While it may seem overwhelming at first, when broken down each part of the game is relatively easy to understand. “So easy a ten-year-old could learn it,” was one phrase Arkham team kept repeating when people walked into the room for a demo, although they also said the game’s content was more suitable for ages 14 and older. Leah Hawthorne, one of the game’s lead designers, said she “doesn’t like to use the word simple because it makes people think it doesn’t have strategic depth.” While the system is easy to learn, there is an element of resource management built in that adds the crunchy tactical elements that board gamers have come to expect.
The system’s basic mechanic uses an additional d6 dice pool, with stats that require reaching a corresponding target number, which are different for each character’s strengths and weaknesses.

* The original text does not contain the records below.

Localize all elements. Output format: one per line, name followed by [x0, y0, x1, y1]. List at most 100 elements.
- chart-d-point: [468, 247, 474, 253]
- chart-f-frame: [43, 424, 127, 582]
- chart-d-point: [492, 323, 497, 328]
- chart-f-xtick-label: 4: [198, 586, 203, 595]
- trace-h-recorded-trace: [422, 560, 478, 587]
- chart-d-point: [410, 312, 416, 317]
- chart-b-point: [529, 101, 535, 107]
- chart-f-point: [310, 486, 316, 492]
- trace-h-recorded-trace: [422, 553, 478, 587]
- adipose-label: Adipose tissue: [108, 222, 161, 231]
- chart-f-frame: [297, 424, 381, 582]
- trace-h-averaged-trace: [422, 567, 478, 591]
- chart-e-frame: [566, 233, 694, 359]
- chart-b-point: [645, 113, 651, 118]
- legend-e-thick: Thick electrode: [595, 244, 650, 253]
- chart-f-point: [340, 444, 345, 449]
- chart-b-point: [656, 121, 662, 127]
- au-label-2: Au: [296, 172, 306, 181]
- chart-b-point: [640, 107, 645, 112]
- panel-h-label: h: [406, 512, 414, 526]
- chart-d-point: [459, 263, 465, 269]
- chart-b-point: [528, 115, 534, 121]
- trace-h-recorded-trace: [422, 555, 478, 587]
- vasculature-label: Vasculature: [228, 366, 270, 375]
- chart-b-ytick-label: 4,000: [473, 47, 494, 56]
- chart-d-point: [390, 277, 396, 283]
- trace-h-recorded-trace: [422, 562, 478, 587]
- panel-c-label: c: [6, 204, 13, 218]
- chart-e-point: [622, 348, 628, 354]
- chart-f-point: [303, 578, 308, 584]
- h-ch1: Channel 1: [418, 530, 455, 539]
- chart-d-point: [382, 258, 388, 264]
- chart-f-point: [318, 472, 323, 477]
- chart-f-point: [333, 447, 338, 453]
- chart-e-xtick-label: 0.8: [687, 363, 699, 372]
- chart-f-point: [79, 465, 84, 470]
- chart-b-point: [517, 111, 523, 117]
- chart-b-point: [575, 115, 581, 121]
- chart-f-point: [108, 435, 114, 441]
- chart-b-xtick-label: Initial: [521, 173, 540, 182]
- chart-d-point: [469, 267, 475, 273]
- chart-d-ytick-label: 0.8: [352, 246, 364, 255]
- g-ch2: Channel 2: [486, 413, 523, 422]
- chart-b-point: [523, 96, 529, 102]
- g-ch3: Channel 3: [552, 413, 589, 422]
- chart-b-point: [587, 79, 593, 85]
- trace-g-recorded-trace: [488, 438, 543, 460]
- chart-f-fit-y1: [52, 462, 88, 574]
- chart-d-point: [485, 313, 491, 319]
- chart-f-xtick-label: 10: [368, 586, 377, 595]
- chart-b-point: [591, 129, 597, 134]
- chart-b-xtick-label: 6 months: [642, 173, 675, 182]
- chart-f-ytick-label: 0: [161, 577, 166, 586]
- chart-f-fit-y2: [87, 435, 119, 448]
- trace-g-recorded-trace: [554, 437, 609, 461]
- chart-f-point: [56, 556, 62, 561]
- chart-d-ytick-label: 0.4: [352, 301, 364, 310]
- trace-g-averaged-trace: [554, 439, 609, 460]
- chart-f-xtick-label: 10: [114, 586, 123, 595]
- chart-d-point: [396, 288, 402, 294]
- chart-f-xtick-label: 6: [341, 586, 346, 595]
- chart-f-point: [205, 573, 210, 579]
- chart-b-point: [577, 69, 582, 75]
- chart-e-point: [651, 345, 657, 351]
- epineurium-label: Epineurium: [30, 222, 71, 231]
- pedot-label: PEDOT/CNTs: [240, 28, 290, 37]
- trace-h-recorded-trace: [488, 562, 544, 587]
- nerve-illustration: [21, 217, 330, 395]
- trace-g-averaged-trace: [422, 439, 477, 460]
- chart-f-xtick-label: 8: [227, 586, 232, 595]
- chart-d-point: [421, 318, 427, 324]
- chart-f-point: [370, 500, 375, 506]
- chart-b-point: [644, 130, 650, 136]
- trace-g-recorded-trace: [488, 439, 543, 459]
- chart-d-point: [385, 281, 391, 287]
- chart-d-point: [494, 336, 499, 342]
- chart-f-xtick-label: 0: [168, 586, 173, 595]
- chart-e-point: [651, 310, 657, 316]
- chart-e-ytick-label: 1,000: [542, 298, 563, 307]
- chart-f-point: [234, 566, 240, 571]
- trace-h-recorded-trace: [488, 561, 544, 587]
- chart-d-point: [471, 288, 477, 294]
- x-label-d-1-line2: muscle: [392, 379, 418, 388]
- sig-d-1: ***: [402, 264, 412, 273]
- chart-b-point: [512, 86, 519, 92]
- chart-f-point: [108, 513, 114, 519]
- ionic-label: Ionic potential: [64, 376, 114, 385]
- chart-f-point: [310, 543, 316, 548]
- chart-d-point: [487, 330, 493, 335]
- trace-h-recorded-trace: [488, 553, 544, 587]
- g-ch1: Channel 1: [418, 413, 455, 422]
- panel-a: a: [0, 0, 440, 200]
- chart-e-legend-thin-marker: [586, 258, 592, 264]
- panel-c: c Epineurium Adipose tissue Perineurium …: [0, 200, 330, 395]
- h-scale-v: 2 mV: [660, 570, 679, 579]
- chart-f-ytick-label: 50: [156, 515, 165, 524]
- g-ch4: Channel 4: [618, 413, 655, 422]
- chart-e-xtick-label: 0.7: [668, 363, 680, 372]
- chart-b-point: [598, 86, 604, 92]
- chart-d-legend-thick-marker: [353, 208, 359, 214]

During combat, damage depletes your dice pool, limiting the number of actions you can take per round until they are replenished. There is no initiative during conflict-oriented scenes, allowing players to strategize together and play to each other’s strengths, rather than focusing all attention on a single overpowered character. The game’s format is also intentionally designed to be gamemaster-friendly, adding more story-oriented elements of the game that ask players to work with the GM to build a world in a “bubble of benevolence,” a phrase Croitoriu repeated several times in our interview. This shared responsibility of playing at the table is built into the game’s components, such as a GM screen that lies flat on the table, rather than having secrets (and roles) hidden behind it.
“The person I am today is the result of the games I played at the table,” Croitoriu said. While the Arkham franchise was previously known for other tabletop iterations, such as Richard Lanius’ original 1987 board game, that personal relationship with TTRPGs is why the Arkham Horror RPG “seeks to address several preconceptions about RPGs and get people on board for role-playing games. ”
These biases include barriers to entry for people unfamiliar with tabletop gaming. That is why the starter set is divided into one-hour sessions. Croitoriu believes that a lot of pre-match preparation is also a barrier, which is why the starter set includes a 48-page tutorial-style booklet that teaches players along the way. The RPG core rulebook is a reasonable 256 pages, a “threshold (EDGE) will never be exceeded,” Croitoriu said, referring to a series of connected materials that would follow the starter set’s release in 2025: an adventure collection in March, a free RPG daily supplement, a box set at Gen Con, and another sourcebook on Halloween.